Google propose un ensemble de pages appelées « Transparency Report » (que l’on pourrait traduire en français par rapport de transparence). Il s’agit de deux groupes d’informations, l’un concernant les demandes gouvernementales et le second le trafic.

Demandes d’information des autorités nationales
La carte interactive des demandes gouvernementales montre le nombre de demandes d’organismes gouvernementaux à travers le monde reçues par Google et portant sur la suppression de contenu ou sur la mise à disposition d’informations concernant les utilisateurs Cette carte indique le nombre de demandes reçues. Les informations sont présentées par tranches de six mois, également sous la forme de tableaux comparatifs. Même si ces chiffres sont incomplets, ils permettent de constater des différences très importantes entre les différents pays. On apprécierait toutefois d’avoir des informations sur les domaines juridiques, pour distinguer par exemples les questions liées à la propriété intellectuelle, la sécurité intérieure, etc.

Etat du réseau
Les graphiques interactifs sur le nombre de visites fournissent des informations sur le trafic Internet enregistré sur les sites Google à travers le monde. Chaque graphique affiche l’historique des tendances pour un pays (ou une région) et un service (Gmail, les différentes sections du moteur de recherche Google, Blogger, etc). Cet outil devrait, selon Google, permettre d’illustrer les interruptions de service et de visualiser les perturbations ayant eu un impact sur la libre circulation des informations, qu’il s’agisse d’un blocage dépendant d’un gouvernement ou d’un problème technique.

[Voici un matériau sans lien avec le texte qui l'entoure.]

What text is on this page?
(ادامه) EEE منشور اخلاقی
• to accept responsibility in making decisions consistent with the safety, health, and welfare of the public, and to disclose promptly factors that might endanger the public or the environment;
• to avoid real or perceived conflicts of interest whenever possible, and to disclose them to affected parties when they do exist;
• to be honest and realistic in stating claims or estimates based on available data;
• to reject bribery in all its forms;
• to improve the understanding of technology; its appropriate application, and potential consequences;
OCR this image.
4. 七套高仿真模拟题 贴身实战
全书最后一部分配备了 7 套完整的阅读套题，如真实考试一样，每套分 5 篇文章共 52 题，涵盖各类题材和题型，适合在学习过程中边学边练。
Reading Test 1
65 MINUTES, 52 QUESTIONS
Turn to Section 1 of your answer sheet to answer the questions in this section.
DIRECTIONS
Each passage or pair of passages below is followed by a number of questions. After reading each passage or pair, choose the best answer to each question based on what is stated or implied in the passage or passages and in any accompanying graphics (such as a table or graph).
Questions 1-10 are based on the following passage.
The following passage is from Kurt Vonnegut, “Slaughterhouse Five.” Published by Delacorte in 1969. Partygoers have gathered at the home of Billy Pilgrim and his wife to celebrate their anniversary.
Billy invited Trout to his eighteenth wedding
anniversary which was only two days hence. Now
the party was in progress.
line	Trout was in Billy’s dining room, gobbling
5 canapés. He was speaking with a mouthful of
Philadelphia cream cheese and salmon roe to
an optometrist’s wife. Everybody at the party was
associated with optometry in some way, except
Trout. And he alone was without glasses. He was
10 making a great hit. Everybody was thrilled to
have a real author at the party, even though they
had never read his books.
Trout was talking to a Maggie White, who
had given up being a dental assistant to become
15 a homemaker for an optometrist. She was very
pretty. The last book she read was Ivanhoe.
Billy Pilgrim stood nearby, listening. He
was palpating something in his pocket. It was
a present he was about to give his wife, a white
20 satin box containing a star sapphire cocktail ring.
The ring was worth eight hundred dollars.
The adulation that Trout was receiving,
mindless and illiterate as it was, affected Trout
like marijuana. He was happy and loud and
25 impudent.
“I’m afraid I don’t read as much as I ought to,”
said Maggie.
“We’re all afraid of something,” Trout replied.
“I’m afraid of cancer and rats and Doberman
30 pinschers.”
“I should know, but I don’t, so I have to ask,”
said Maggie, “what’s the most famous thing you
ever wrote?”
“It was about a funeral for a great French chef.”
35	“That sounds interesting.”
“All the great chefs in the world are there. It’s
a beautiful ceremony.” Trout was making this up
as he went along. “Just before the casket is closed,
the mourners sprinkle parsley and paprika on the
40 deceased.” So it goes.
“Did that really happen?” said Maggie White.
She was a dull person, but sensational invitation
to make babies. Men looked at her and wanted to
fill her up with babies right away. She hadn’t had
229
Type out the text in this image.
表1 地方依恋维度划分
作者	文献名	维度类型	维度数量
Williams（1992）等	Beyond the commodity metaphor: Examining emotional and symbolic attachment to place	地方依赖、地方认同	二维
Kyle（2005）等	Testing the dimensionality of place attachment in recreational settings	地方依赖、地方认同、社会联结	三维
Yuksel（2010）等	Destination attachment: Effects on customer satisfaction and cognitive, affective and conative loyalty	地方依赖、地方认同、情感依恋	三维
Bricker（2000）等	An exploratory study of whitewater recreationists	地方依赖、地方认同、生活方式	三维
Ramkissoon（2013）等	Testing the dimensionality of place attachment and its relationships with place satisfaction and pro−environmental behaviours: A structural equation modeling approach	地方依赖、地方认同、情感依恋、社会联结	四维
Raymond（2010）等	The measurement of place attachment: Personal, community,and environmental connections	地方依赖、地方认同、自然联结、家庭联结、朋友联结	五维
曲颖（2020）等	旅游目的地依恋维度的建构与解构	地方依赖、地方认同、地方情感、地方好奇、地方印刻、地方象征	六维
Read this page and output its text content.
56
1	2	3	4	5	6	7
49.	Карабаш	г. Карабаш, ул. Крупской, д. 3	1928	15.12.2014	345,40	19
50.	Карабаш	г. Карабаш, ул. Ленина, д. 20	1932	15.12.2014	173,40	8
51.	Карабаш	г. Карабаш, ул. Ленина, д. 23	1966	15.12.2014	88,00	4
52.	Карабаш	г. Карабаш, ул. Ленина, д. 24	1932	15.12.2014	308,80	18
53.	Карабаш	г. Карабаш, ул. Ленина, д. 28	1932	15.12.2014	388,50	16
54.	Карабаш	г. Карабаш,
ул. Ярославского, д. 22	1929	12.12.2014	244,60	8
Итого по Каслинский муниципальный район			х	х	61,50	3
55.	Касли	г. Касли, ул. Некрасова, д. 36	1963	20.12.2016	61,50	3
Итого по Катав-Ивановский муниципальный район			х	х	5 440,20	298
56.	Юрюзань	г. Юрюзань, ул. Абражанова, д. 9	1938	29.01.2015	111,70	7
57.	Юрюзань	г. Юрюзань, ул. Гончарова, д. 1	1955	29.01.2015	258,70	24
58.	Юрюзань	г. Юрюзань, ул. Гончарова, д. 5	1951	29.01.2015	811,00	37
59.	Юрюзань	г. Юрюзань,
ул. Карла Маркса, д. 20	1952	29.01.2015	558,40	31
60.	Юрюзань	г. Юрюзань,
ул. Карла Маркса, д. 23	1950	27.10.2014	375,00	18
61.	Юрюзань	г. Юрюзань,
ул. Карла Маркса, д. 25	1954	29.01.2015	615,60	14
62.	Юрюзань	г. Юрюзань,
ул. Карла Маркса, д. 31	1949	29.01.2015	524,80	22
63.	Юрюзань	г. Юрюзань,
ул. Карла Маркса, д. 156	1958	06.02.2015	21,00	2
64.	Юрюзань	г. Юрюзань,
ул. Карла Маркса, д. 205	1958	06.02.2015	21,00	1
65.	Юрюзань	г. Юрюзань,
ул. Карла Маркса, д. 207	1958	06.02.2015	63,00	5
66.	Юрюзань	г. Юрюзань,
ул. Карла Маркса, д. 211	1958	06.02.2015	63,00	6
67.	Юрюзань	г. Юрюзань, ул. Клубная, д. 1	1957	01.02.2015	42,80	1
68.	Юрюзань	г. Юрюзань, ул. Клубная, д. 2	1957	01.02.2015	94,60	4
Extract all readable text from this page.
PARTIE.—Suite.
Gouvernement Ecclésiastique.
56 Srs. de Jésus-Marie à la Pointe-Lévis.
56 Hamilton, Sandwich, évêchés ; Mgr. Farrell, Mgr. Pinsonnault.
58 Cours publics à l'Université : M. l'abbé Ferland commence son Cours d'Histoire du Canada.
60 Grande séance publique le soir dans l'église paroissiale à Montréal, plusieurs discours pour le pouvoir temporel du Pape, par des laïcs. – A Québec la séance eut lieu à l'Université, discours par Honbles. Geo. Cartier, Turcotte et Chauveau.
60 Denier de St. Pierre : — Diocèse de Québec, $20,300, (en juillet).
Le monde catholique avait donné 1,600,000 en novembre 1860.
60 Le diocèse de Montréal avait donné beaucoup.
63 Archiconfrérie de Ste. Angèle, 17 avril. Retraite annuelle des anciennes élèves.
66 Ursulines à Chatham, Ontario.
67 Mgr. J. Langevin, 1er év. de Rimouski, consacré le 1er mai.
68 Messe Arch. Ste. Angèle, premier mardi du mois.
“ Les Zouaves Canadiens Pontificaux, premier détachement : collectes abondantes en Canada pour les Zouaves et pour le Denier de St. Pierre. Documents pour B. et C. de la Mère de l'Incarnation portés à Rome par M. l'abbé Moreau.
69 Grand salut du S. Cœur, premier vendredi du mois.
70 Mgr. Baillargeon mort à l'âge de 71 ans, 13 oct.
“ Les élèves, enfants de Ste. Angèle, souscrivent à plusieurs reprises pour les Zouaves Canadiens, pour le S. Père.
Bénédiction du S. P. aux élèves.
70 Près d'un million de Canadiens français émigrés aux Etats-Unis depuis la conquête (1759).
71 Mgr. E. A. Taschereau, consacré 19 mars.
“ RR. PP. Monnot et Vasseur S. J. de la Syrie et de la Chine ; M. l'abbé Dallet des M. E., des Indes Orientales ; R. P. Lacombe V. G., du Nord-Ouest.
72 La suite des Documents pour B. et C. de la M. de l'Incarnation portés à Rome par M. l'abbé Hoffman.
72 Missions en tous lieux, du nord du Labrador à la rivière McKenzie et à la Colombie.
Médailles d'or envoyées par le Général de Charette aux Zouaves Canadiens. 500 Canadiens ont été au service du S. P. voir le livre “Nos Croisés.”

Bien que partiels et plutôt généraux, ces deux rapports donnent accès à des informations nouvelles pour l’utilisateur et que les autorités étatiques ne mettent que rarement à sa disposition. Ils ne sont pas très utiles à l’utilisateur moyen mais pourraient en revanche intéresser différentes associations de défense des libertés et de l’accès à Internet. Ils ont par exemple été utilisés récemment pour voir l’état de l’accès à Internet en Egypte, en Libye ou au Japon.